Beth has continued to evolve as an artist though, through both her studies and life.

“You learn that making art is about what’s happening or how you are feeling,” she said. “I did study abstractism through university and had been encouraged to always push things further.”

One of her university assignments that shaped her philosophy going forward was where she had to draw the same item 50 times.

“I always liked colour and contrast, even in portraits, and breaking it down as to the shapes involved and how the light falls on those shapes,” Beth said.

It saw her develop a style where she was creating two and sometimes three toned portraits where they still looked like a person.
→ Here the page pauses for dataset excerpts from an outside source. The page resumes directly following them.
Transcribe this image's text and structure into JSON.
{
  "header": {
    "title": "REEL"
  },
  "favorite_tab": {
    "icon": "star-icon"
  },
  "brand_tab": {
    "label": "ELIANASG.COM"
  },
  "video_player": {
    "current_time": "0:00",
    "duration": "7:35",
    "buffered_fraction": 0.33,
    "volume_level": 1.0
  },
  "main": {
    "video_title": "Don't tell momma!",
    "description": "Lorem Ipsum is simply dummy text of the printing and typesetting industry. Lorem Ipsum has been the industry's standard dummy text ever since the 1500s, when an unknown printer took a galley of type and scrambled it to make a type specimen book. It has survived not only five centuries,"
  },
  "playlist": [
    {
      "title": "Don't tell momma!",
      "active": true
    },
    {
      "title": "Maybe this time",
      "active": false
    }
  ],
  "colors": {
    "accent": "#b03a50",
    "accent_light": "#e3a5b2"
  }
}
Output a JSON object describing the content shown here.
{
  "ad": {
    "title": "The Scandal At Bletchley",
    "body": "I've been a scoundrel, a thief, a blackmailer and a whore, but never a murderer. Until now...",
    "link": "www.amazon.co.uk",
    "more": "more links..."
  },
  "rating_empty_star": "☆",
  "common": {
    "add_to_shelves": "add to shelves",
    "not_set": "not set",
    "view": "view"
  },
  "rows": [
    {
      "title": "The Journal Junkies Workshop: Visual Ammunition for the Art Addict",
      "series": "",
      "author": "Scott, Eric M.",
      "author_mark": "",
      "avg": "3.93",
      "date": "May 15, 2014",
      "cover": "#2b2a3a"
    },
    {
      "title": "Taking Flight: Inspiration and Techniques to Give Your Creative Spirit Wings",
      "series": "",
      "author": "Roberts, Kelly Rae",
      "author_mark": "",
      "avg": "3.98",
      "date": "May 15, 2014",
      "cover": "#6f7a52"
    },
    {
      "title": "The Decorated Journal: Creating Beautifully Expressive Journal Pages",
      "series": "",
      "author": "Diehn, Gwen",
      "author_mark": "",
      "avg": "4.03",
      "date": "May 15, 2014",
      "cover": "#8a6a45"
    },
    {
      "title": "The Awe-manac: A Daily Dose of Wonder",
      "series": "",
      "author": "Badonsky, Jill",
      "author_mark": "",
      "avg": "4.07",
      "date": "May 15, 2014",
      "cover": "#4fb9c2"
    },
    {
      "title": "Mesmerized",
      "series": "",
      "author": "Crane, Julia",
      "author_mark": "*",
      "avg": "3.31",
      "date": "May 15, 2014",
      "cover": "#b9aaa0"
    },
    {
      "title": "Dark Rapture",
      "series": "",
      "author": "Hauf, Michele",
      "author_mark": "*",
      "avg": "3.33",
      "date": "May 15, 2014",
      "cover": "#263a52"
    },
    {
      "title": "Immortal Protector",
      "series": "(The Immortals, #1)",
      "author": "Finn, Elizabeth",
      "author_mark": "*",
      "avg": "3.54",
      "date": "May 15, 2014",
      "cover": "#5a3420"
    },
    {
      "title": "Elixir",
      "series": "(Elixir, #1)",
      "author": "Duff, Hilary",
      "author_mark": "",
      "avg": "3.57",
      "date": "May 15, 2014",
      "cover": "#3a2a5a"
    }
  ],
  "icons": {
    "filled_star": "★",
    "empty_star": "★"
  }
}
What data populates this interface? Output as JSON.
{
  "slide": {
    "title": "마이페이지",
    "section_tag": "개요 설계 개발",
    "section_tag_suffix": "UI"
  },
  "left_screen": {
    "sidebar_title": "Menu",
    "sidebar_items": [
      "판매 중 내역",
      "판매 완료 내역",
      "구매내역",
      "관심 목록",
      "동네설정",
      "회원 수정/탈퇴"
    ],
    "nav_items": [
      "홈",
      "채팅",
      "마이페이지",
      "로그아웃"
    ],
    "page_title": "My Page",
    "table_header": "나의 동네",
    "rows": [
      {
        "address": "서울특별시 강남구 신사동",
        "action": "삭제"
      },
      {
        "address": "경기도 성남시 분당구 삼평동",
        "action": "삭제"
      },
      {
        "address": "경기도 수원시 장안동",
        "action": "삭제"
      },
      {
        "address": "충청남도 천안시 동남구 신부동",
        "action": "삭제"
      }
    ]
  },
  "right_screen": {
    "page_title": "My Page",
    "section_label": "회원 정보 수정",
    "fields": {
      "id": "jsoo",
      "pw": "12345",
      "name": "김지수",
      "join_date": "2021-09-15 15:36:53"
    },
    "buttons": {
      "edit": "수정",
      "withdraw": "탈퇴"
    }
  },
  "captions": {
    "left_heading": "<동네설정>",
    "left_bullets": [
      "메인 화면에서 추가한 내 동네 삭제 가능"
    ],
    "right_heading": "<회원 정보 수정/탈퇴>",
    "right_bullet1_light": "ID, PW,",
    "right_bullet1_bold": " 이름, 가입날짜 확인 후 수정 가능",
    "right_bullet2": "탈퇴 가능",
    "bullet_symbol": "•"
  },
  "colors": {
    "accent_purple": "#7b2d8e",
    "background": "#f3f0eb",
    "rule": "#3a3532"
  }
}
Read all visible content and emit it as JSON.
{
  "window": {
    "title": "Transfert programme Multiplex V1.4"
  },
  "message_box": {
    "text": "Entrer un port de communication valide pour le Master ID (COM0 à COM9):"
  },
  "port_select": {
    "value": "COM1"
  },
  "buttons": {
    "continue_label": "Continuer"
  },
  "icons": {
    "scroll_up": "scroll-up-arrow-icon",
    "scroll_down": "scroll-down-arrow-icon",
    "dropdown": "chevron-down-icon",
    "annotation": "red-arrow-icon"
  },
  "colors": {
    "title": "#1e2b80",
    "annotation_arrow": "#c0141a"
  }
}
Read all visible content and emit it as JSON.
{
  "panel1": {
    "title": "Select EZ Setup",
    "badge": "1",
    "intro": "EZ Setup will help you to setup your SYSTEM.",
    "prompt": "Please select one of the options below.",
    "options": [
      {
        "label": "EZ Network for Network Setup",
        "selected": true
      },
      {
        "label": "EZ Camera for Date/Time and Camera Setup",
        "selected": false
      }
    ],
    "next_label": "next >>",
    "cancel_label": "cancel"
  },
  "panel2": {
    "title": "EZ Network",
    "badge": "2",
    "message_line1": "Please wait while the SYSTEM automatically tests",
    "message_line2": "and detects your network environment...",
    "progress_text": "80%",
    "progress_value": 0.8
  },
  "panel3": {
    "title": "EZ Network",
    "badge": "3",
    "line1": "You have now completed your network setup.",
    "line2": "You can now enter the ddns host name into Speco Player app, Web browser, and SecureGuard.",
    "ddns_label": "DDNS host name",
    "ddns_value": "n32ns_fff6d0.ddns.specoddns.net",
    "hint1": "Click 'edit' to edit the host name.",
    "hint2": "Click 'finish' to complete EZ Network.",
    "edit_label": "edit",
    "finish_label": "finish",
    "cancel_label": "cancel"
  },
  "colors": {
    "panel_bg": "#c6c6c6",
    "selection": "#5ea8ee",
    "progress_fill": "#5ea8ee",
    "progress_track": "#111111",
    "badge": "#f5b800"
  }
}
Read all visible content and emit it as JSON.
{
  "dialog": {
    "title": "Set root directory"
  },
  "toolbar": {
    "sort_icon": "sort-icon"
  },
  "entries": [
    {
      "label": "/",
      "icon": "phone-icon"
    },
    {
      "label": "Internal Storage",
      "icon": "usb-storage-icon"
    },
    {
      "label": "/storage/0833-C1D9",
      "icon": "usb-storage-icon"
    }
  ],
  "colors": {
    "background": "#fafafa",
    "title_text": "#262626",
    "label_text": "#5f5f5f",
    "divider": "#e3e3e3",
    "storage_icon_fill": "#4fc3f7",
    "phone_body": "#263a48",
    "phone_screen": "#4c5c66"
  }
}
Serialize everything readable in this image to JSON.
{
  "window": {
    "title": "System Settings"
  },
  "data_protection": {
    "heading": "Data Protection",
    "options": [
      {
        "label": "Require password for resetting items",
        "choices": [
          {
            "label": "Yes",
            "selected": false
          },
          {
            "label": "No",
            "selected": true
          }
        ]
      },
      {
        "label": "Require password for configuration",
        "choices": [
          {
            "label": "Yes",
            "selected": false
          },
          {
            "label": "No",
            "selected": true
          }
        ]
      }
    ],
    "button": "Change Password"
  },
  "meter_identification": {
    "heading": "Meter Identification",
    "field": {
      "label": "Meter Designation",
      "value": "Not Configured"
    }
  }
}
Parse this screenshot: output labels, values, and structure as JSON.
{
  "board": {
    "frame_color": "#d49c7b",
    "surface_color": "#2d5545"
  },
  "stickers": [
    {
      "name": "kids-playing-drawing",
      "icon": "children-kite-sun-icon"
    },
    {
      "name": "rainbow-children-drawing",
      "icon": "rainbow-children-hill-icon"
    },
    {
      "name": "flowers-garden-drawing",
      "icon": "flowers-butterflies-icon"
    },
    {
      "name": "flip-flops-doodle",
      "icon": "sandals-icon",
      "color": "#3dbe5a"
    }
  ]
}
That style saw her exploring geometric shapes more fully and somewhat ironically, after telling her father she had no interest in his field – graphic design – she had a strong design component to her work and now, her art practice.

After continually creating art over her three years of study and the work for her Little Blue Wren exhibition, Beth has just enjoyed a less frenetic six months in the creative space.

“The rest time is a big part of creativity – you can’t practise art all the time,” she said. “I think I needed the that time, that break from it and now I can come back fresh.”

That has seen her packing her small notebook with her again so she can draw, sketch or jot down ideas as she is out and about.

Beth’s first ever exhibition was the group exhibition with her graduating class which was an unusual experience because it weas the first time many of the students had met face to face, given their course ran through the pandemic and lockdowns.

Now she has added to that experience with this solo offering. “Both have been very different experience, which has been awesome,” Beth said. “It has been a chance to learn about what it takes behind the scenes, on the admin side of things to put on an exhibition and I know each place I exhibit will be a different experience and that will be exciting.”

Next on the agenda in terms of exhibitions is an opportunity for Beth at The Riddoch Arts and Cultural Centre in the middle of next year – an opportunity she applied for at the end of last year as it was the only gallery she knew in Mount Gambier and she wanted a chance to showcase her work.

“It will be new work – I think it will be different from my current exhibition but at this stage I don’t know what it will be.”